Patriotic Americans of all colors should feel a sense of shame at that hypocrisy — what Condoleeza Rice has called our "national birth defect" — but not guilt

I reject absolutely the concept of historical guilt.  People should be judged on the basis of what they say or do, not on what their grandparents might have said or done.

Rev. Wright and others like him say the current generation of whites should be made to pay for the crimes of some of their ancestors.  But it would be perverse to punish those who have done no wrong to benefit those who have suffered no injury.  No black living today was ever a slave, and no black born after 1964 has suffered from segregation.

The white guilt meme is both racist, and widely at variance from the facts.  The truth is that most white Americans are descended either from people who opposed slavery when it was being practiced, or who came here after slavery was abolished.  Blacks are free today not because of their own efforts, but because of those of Abraham Lincoln and a million white Union soldiers.

Segregation existed for a century after the Civil War.  But segregation was restricted primarily to the old Confederacy.  Most states — and the most populous states — never permitted it.  Dr. Martin Luther King is a national hero for staging the civil rights demonstrations that pricked the consciences of whites. 

But it was chiefly Sens. Hubert Humphrey, Democrat of Minnesota and Everett Dirksen, Republican of Illinois who put an end to segregation. 

The battle against slavery and segregation was not one between blacks and whites, but one between the majority of whites, and a retromingent minority, and more white blood than black was spilled to win that battle.

Dr.

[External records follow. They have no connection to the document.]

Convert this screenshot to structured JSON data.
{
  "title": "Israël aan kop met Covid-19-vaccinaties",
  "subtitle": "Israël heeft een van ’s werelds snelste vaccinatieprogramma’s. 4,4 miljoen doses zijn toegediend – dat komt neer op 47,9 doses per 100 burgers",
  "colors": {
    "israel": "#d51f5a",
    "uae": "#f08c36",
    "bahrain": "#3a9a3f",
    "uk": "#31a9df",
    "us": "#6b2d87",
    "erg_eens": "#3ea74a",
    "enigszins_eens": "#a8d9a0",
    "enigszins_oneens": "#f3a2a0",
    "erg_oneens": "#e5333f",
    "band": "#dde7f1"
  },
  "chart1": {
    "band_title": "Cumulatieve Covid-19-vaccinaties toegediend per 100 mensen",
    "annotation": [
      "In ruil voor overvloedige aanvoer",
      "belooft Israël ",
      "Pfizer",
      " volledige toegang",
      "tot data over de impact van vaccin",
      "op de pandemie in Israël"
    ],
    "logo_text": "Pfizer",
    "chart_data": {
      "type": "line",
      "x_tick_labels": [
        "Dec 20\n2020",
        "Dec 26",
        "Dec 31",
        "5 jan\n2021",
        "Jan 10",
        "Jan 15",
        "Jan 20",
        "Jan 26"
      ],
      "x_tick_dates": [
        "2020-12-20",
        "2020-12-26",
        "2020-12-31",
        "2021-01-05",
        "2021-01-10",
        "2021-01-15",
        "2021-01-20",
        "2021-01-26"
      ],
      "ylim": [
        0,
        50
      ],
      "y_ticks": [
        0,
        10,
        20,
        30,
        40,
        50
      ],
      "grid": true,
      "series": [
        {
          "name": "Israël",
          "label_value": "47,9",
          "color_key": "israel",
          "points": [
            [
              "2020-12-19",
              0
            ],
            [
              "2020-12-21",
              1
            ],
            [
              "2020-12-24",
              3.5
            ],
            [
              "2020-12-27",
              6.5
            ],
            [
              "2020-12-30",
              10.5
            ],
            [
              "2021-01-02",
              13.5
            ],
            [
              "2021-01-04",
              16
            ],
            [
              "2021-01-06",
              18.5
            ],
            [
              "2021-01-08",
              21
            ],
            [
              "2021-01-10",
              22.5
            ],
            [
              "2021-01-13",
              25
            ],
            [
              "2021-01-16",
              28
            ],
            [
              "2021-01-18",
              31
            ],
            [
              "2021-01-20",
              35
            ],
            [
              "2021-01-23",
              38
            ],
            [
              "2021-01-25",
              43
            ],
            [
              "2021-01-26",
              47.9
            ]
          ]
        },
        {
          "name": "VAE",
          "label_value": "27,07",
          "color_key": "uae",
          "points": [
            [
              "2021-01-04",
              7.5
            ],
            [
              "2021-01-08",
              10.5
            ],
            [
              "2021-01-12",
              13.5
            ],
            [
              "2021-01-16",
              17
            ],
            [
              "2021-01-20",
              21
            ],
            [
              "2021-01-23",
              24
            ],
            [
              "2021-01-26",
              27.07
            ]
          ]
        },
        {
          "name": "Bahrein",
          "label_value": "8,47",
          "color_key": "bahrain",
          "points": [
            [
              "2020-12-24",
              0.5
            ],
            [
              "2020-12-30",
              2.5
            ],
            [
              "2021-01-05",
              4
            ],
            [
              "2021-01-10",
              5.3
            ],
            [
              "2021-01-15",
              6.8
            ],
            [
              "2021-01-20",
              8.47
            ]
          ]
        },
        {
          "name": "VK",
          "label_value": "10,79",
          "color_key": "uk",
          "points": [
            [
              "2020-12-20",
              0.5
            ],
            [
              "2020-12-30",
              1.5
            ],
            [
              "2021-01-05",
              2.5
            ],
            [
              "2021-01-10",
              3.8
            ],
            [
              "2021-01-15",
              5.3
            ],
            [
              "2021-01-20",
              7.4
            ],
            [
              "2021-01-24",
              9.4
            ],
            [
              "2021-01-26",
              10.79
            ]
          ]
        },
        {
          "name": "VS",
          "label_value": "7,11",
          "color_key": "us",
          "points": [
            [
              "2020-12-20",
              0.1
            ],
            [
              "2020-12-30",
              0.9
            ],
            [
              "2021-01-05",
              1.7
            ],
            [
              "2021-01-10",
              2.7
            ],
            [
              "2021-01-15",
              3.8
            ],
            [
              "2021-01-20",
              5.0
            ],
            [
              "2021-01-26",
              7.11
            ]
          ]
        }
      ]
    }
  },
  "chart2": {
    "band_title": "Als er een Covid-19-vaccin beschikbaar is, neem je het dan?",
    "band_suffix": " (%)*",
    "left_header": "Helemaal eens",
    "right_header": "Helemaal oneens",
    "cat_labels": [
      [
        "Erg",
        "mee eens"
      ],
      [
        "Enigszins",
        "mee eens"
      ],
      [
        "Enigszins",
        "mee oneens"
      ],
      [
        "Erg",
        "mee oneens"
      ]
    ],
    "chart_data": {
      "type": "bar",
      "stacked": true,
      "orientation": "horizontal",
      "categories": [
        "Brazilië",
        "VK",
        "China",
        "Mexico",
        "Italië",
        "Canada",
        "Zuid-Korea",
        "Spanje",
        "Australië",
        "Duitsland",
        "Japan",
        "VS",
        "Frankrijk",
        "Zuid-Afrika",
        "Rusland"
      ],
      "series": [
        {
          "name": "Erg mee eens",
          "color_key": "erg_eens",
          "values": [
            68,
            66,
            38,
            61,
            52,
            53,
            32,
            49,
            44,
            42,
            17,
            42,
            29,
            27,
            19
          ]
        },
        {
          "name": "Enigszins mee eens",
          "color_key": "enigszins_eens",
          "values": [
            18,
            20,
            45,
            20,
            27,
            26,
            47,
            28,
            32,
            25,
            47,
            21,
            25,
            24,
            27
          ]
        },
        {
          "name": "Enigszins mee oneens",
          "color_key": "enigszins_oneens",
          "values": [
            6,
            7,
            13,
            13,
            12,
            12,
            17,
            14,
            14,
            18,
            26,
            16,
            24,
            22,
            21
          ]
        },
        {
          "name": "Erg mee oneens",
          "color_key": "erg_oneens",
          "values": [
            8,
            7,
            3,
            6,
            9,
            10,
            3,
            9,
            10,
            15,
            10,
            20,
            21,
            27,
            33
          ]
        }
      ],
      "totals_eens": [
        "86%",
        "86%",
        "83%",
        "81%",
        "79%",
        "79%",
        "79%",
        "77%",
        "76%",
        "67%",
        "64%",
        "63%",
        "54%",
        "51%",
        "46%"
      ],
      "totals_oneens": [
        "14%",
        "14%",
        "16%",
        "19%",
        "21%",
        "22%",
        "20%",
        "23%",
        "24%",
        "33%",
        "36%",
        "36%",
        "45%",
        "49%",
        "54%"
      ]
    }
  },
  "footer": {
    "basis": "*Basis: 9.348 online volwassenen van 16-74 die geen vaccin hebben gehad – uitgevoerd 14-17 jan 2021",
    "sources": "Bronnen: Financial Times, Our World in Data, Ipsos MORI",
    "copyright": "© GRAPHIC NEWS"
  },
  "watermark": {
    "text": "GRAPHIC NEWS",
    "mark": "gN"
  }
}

Martin Luther King longed for the day when blacks would be judged by the content of their character rather than by the color of their skin.  For all but a handful of pariahs like Mr. Duke, that day has long since come. 

Today, it is black bigots like Jeremiah Wright who fuel the fires of racism.  I wonder what Dr. King would have thought of the Rev. Wright,  and of those who make excuses for him?
 

Jack Kelly is a former Marine and Green Beret and a former deputy assistant secretary of the Air Force in the Reagan administration. He is national security writer for the Pittsburgh Post-Gazette.